On June 30, 2015, the United States Department of Labor (“DOL”) released a proposed rule which, if implemented, will alter the minimum salary threshold for the so-called “white collar” exemptions to the minimum wage and overtime requirements of the Fair Labor Standards Act (“FLSA”). The proposed regulation more than doubles the minimum salary threshold for white collar workers and provides for automatic year-over-year increases.
Under current DOL regulation, employees qualify for one of the executive, administrative, or professional exemptions if: (1) they meet the minimum salary threshold; (2) they are paid on a salary basis; and (3) their job functions satisfy the duties test. This proposed rule only alters the minimum salary threshold required for exempt status. Under the proposed rule, to be exempt under the executive, administrative, and professional exemptions, an individual must be paid at least $921 per week ($47,892 per year), more than double the current level of $455 per week ($23,660 per year). This minimum weekly rate will be revised in each subsequent year, and it will be indexed to the prevailing 40th percentile of weekly earnings for full-time salaried workers. New rates will be published 60 days in advance of their effective date by the Secretary of Labor.

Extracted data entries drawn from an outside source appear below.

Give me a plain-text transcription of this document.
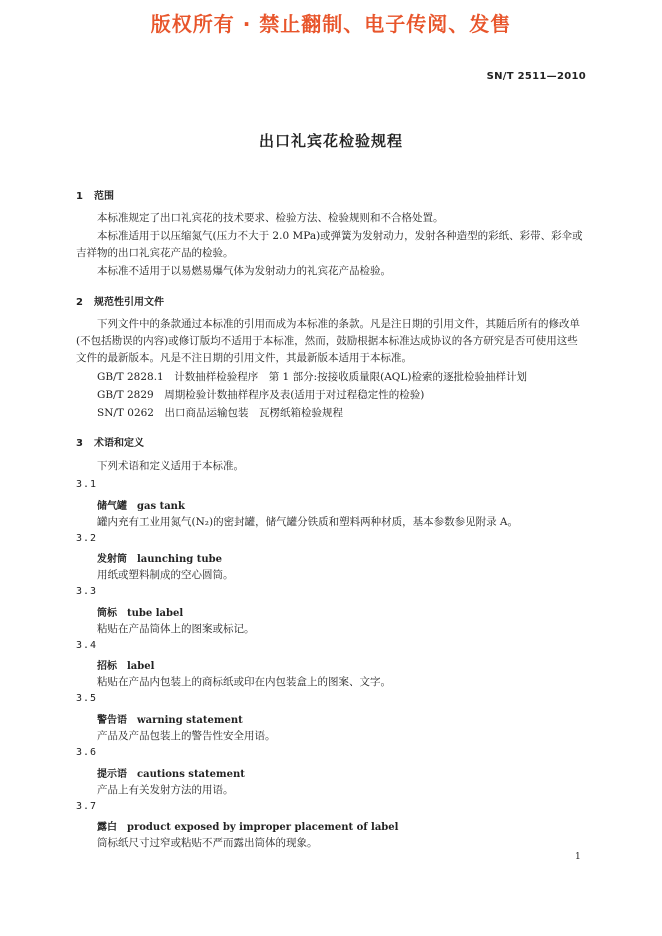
版权所有 · 禁止翻制、电子传阅、发售
SN/T 2511—2010
出口礼宾花检验规程
1 范围
本标准规定了出口礼宾花的技术要求、检验方法、检验规则和不合格处置。
本标准适用于以压缩氮气(压力不大于 2.0 MPa)或弹簧为发射动力，发射各种造型的彩纸、彩带、彩伞或吉祥物的出口礼宾花产品的检验。
本标准不适用于以易燃易爆气体为发射动力的礼宾花产品检验。
2 规范性引用文件
下列文件中的条款通过本标准的引用而成为本标准的条款。凡是注日期的引用文件，其随后所有的修改单(不包括勘误的内容)或修订版均不适用于本标准，然而，鼓励根据本标准达成协议的各方研究是否可使用这些文件的最新版本。凡是不注日期的引用文件，其最新版本适用于本标准。
GB/T 2828.1　计数抽样检验程序　第 1 部分:按接收质量限(AQL)检索的逐批检验抽样计划
GB/T 2829　周期检验计数抽样程序及表(适用于对过程稳定性的检验)
SN/T 0262　出口商品运输包装　瓦楞纸箱检验规程
3 术语和定义
下列术语和定义适用于本标准。
3.1
储气罐 gas tank
罐内充有工业用氮气(N₂)的密封罐，储气罐分铁质和塑料两种材质，基本参数参见附录 A。
3.2
发射筒 launching tube
用纸或塑料制成的空心圆筒。
3.3
筒标 tube label
粘贴在产品筒体上的图案或标记。
3.4
招标 label
粘贴在产品内包装上的商标纸或印在内包装盒上的图案、文字。
3.5
警告语 warning statement
产品及产品包装上的警告性安全用语。
3.6
提示语 cautions statement
产品上有关发射方法的用语。
3.7
露白 product exposed by improper placement of label
筒标纸尺寸过窄或粘贴不严而露出筒体的现象。
1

In addition, under the proposed regulation, to qualify for the highly compensated employee exemption, an employee must earn total annual compensation of at least $122,148 (also to be adjusted annually), a significant increase over the current threshold salary of $100,000, so long as the employee also regularly performs any one or more of the exempt duties or responsibilities of an executive, administrative, or professional employee. The total annual salary compensation must include weekly salary compensation amounts that meet the minimum salary threshold requirement. The proposed rule maintains the safe harbor for employees classified as highly compensated, but who do not end up meeting the total annual compensation requirement. An employer is permitted, during the last pay period or within one month after the end of the 52-week period, to make one final payment sufficient to achieve the required total annual compensation level. For example, an employee who earns $100,000 as base salary, is projected to earn $25,000 in commissions, but ultimately only earns $10,000 in commissions by the end of the year will still qualify as an exempt highly compensated employee if his or her employer, within one month after the end of the 52-week period, makes one additional payment to the employee of at least $12,148. Any such final payment may only count toward the prior year’s total annual compensation.
Like the current DOL regulations, the proposed regulations permit employees paid on a fee basis to qualify as exempt under certain circumstances. Salaries paid out on a fee basis will qualify if, given the fee paid and the length of time spent on the job, the employee has been paid the equivalent of at least the minimum salary requirement prorated to a 40 hour workweek. For example, an artist who is paid $500 for a picture that took 20 hours to complete would qualify as exempt, as his or her weekly salary for a 40 hour week at this rate would be $1,000.
As anticipated, the proposed regulation aims to make it more difficult for employers to classify employees as exempt from the overtime requirements of the FLSA. President Obama had directed the Department of Labor to reevaluate the minimum salary threshold, and in doing so the White House emphasized that it viewed some workers who are exempt under the current rules as deserving of overtime pay. If the proposed regulation becomes final, employees who currently make less than the new salary threshold will need to be given a raise to remain exempt or paid overtime for each hour worked over 40 hours in a workweek.
What is surprising about the proposed regulation is that it does not propose to alter the current duties test for the professional, administrative and executive exemptions. However, the DOL has invited detailed comments from the public regarding whether or not it should nonetheless alter the duties test and the potential impact of such a change. Employers have 60 days to provide comments to the DOL on the proposed rule. In addition, the release of the proposed regulation provides employers with an opportunity to review their exemption classifications, both for current compliance and with an eye towards the impact of the DOL’s proposed changes.